Eine europäische Gasprämie, die an die Länder gezahlt wird, die gegenüber den Verbräuchen der Vorjahre Einsparungen erzielt haben, löst das Problem der glaubwürdigen Selbstbindung: Die Zahlung erfolgt erst, wenn der Einsparerfolg nachgewiesen werden kann. Die Prämie ist umso höher, je höher die erreichte Einsparung ist.
20 Prozent sparen, um nicht drauf zu zahlen
Die Prämie sollte aus einem europäischen Fonds finanziert werden, in den alle Mitgliedstaaten entsprechend ihrer Wirtschaftskraft beziehungsweise ihrer historischen Importe aus Russland einzahlen. Der Fonds könnte zunächst zwischen den Hochpreisländern eingeführt werden, weil hier der Subventionswettlauf am stärksten ist. Die Niedrigpreisländer könnten später dazukommen oder vom Fonds profitieren, wenn sie weiter ausreichend in Richtung der Hochpreisländer liefern. Damit könnte man zum Beispiel Spanien oder Griechenland zusätzliche Anreize geben, möglichst viel Gas in den Norden weiterzuleiten.
Für die Finanzierung eines Einsparziels von 20 Prozent und einer Einsparprämie von beispielsweise 10 Cent je Kilowattstunde müsste der Fonds für die Hochpreisländer etwa 56 Milliarden jährlich betragen. Deutschland müsste etwa ein Drittel des Gesamtvolumens finanzieren, wenn man den historischen Gasimport aus Russland zugrunde legt, auf Basis der Wirtschaftsleistung wären es 40 Prozent. Würde Deutschland 20 Prozent seines Verbrauches einsparen, bekäme es durch den Fonds genauso viel ausbezahlt, wie es einzahlt. Zusätzlich würde Deutschland von geringeren Gaspreisen aufgrund der Einsparungen der anderen Mitgliedstaaten profitieren.

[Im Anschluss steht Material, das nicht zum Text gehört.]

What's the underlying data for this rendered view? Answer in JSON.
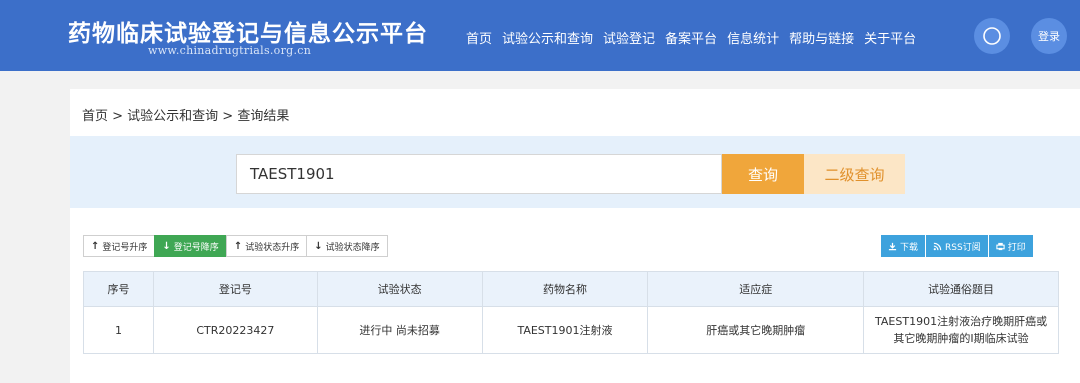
{
  "header": {
    "logo_title": "药物临床试验登记与信息公示平台",
    "logo_url": "www.chinadrugtrials.org.cn",
    "nav": [
      "首页",
      "试验公示和查询",
      "试验登记",
      "备案平台",
      "信息统计",
      "帮助与链接",
      "关于平台"
    ],
    "search_icon": "search-icon",
    "login_label": "登录",
    "bg_color": "#3c6fc9"
  },
  "breadcrumb": "首页 > 试验公示和查询 > 查询结果",
  "search": {
    "value": "TAEST1901",
    "query_label": "查询",
    "secondary_label": "二级查询"
  },
  "sorts": [
    {
      "icon": "arrow-up-icon",
      "label": "登记号升序",
      "active": false
    },
    {
      "icon": "arrow-down-icon",
      "label": "登记号降序",
      "active": true
    },
    {
      "icon": "arrow-up-icon",
      "label": "试验状态升序",
      "active": false
    },
    {
      "icon": "arrow-down-icon",
      "label": "试验状态降序",
      "active": false
    }
  ],
  "actions": [
    {
      "icon": "download-icon",
      "label": "下载"
    },
    {
      "icon": "rss-icon",
      "label": "RSS订阅"
    },
    {
      "icon": "print-icon",
      "label": "打印"
    }
  ],
  "table": {
    "headers": [
      "序号",
      "登记号",
      "试验状态",
      "药物名称",
      "适应症",
      "试验通俗题目"
    ],
    "rows": [
      [
        "1",
        "CTR20223427",
        "进行中 尚未招募",
        "TAEST1901注射液",
        "肝癌或其它晚期肿瘤",
        "TAEST1901注射液治疗晚期肝癌或其它晚期肿瘤的I期临床试验"
      ]
    ]
  }
}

Es steht viel auf dem Spiel. Angesichts der hohen Gaspreise droht die Europäische Union unter dem Anreiz, den nationalen Gasverbrauch auf Kosten anderer Mitgliedstaaten zu subventionieren, auseinanderzubrechen. Unser Modell stellt diesen absurden Anreiz auf den Kopf: Gaseinsparungen im eigenen Land und in anderen Ländern werden zum eigenen und europäischen Vorteil belohnt.
Erschienen am 22. Oktober 2022 auch in der „Frankfurter Allgemeinen Sonntagszeitung“.